Well, there certainly have been some interesting articles about food in news sources over the last week. NUVO's informative article about factory livestock farming had me, as expected, nodding my head in agreement and admiring Hoosier advocates for healthier farming practices. The widespread reporting on KFC's new double down "sandwich" has me doing less head-nodding, but such is life. What has me thinking the most and reflecting on my own life is the NYTimes Magazine article "The Fat Trap." This article, which is essentially about the hand-wringing challenge of trying to raise a daughter who is healthy and does not possess a "complicated" relationship with food, made me really sad.

 Print by johnwgolden for sale on etsy.
Not sure if this approach is advocated by Orenstein or me.

Essentially, Peggy Orenstein writes a lot about the Obama's public conversations about the health and weight of their daughters, the statistics of both eating disorders and obesity, a little about the problem of Berkley moms (why not dads?) being overly competitive and judgmental about food sources and a little bit more about her own attempts to raise a daughter who "watches her size and accepts her body". Her approach is a "conscious antidiet" and "studied unconcern" when dealing with food and her weight, tossing out the scale and not fetishizing food.
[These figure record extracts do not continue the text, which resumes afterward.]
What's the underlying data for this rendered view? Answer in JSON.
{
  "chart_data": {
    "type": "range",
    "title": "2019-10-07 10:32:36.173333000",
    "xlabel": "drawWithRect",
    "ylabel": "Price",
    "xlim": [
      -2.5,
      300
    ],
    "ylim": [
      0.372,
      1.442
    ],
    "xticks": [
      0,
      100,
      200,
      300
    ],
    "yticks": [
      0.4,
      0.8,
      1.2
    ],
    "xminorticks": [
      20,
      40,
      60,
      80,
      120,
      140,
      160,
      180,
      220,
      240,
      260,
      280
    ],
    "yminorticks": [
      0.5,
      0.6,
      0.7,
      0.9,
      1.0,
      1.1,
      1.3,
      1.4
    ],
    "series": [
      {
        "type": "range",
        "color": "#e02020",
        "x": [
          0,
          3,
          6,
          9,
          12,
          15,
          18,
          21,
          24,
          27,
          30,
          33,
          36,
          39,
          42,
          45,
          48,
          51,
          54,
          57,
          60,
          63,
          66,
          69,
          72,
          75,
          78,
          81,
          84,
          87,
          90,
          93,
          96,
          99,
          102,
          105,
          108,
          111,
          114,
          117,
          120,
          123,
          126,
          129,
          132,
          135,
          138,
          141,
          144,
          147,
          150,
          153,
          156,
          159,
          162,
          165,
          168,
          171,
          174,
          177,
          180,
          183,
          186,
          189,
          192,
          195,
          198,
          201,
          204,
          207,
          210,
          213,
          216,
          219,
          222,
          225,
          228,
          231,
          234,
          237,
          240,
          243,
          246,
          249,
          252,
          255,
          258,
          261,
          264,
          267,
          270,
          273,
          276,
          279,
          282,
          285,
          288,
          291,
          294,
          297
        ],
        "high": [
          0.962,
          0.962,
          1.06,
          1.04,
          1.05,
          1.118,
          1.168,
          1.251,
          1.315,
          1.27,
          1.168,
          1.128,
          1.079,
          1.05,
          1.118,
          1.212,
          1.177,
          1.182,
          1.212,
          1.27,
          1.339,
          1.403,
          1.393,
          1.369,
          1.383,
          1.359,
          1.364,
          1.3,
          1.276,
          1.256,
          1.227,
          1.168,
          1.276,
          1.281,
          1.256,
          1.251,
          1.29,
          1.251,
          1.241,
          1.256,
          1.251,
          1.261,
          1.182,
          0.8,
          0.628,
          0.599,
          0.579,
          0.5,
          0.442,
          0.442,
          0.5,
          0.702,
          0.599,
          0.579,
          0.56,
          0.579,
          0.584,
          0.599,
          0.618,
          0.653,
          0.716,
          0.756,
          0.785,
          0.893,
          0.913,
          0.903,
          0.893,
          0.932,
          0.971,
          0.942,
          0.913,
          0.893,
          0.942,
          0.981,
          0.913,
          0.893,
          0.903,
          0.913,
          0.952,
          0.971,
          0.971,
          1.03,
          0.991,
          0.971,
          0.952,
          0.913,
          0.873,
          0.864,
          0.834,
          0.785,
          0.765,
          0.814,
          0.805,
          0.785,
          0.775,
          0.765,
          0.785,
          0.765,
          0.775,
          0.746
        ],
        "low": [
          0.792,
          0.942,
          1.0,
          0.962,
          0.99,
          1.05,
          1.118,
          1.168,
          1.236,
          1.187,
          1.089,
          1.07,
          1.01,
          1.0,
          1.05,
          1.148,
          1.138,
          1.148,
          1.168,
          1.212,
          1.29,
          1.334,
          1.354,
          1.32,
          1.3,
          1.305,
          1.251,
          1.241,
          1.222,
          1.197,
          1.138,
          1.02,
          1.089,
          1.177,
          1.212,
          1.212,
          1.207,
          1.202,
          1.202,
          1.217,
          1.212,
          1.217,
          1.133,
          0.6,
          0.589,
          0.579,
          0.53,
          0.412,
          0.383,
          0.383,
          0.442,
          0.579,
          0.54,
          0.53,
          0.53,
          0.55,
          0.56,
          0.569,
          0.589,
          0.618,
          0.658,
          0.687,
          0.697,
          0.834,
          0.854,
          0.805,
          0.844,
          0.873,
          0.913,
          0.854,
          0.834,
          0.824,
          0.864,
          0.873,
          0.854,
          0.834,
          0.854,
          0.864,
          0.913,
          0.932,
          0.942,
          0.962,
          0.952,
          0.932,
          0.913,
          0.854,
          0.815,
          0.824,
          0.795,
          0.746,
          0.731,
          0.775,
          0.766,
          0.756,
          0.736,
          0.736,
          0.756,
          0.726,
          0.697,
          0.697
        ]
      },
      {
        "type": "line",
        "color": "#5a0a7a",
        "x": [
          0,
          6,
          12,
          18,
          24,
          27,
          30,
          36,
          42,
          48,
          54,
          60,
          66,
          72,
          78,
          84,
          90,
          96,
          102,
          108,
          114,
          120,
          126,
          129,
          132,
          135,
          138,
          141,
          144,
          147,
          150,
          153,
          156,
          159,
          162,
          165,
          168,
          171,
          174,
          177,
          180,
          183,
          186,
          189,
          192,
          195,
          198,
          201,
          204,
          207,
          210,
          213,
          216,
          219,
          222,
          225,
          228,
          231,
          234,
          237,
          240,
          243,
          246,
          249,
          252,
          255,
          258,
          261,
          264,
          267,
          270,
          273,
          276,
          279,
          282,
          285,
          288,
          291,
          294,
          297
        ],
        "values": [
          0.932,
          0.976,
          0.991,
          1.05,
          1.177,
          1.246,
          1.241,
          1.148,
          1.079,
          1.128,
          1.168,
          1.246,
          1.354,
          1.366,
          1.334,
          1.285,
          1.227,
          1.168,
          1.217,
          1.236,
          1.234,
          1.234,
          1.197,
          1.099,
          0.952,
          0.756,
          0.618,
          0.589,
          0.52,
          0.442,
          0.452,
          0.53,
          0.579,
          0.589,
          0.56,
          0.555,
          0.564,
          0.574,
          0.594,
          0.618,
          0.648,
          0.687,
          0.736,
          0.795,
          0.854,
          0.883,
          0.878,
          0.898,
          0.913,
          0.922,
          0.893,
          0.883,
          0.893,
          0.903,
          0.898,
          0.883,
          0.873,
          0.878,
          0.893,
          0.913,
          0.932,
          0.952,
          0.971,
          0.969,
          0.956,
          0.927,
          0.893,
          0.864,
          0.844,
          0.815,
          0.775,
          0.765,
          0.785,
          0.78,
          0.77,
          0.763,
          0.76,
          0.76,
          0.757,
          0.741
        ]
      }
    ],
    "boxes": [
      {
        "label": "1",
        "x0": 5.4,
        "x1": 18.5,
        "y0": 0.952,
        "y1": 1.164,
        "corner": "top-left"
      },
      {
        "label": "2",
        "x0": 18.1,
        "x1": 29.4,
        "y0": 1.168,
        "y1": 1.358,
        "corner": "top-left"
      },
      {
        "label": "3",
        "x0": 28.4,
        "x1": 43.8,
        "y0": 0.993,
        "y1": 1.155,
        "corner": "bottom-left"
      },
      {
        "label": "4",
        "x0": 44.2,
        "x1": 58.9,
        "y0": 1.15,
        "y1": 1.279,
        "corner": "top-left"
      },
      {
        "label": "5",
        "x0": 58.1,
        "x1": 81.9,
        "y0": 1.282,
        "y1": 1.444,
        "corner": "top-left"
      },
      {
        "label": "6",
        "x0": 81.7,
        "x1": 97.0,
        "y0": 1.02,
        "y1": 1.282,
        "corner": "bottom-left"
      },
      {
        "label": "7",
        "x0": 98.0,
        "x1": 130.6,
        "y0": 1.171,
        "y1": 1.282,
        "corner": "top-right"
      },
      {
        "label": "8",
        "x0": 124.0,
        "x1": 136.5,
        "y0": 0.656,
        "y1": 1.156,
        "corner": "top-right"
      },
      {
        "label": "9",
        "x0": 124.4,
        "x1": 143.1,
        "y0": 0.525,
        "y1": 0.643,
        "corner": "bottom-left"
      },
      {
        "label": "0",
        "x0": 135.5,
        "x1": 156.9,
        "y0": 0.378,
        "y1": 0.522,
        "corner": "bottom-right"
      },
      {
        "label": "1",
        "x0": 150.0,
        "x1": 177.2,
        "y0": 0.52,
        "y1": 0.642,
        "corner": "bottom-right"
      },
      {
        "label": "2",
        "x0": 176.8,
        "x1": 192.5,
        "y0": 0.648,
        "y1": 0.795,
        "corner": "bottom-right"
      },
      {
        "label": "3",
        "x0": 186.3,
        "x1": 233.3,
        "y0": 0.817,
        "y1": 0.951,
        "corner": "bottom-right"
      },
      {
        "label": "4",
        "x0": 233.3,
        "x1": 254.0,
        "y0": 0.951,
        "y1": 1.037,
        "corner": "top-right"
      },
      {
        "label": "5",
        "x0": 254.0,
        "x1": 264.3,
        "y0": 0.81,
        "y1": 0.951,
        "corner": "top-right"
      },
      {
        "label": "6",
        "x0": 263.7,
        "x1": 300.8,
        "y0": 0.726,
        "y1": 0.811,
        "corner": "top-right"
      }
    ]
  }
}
But, despite these efforts, she still has a six-year-old daughter asking her to stay slim. 

This is all just depressing for me, as a woman who loves food and who tries each day to make food a health or enjoyment choice and not a moral choice. I made it through years of childhood dance classes, recitals and competition as a perfectionist kid who, amazingly, never adopted a lot of the diet dysfunction of many dancers who surrounded me. I also grew up in a house where we had lots of food choices, mostly healthy, and with parents who seldom, if ever, commented on people's appearances. Though my dad ate lots of junk food and took me along to eat with him, we always had fruit around, too. And none of our choices felt morally coded.

To be honest, I've usually been a little bit on the "rounder" side of healthy, maybe because I love food, maybe because I'm less active than I'd like to be. I've had moments where I've been unhappy about how I look, but in the end, I'm most unhappy that I care so much. What I've found as an adult is that it's hard to spend much time with talented, accomplished, whipsmart women without hearing a lot about diets or calories. I've also found, at times, that it's hard not to join in. I'm not a mother, might not ever be, but I do know that I don't want the girls I know to spend their energy on worrying about looks, obsessing about the scale, or experimenting with unhealthy diets. There's much more to life.

I would really like to live in a world where we would address issues of women's weight as health issues, not as moral issues. And I'd like us to begin seeing boys' and girls' health on equal terms. If we want girls to stop pleading with their mothers to remain not-fat, then we need to realize that this is in many ways a gender issue and one that women tend to self-perpetuate. We also need to recognize that two parents are involved in raising kids, typically, and that it's not just up to mothers to help kids develop healthy relationships with food and exercise.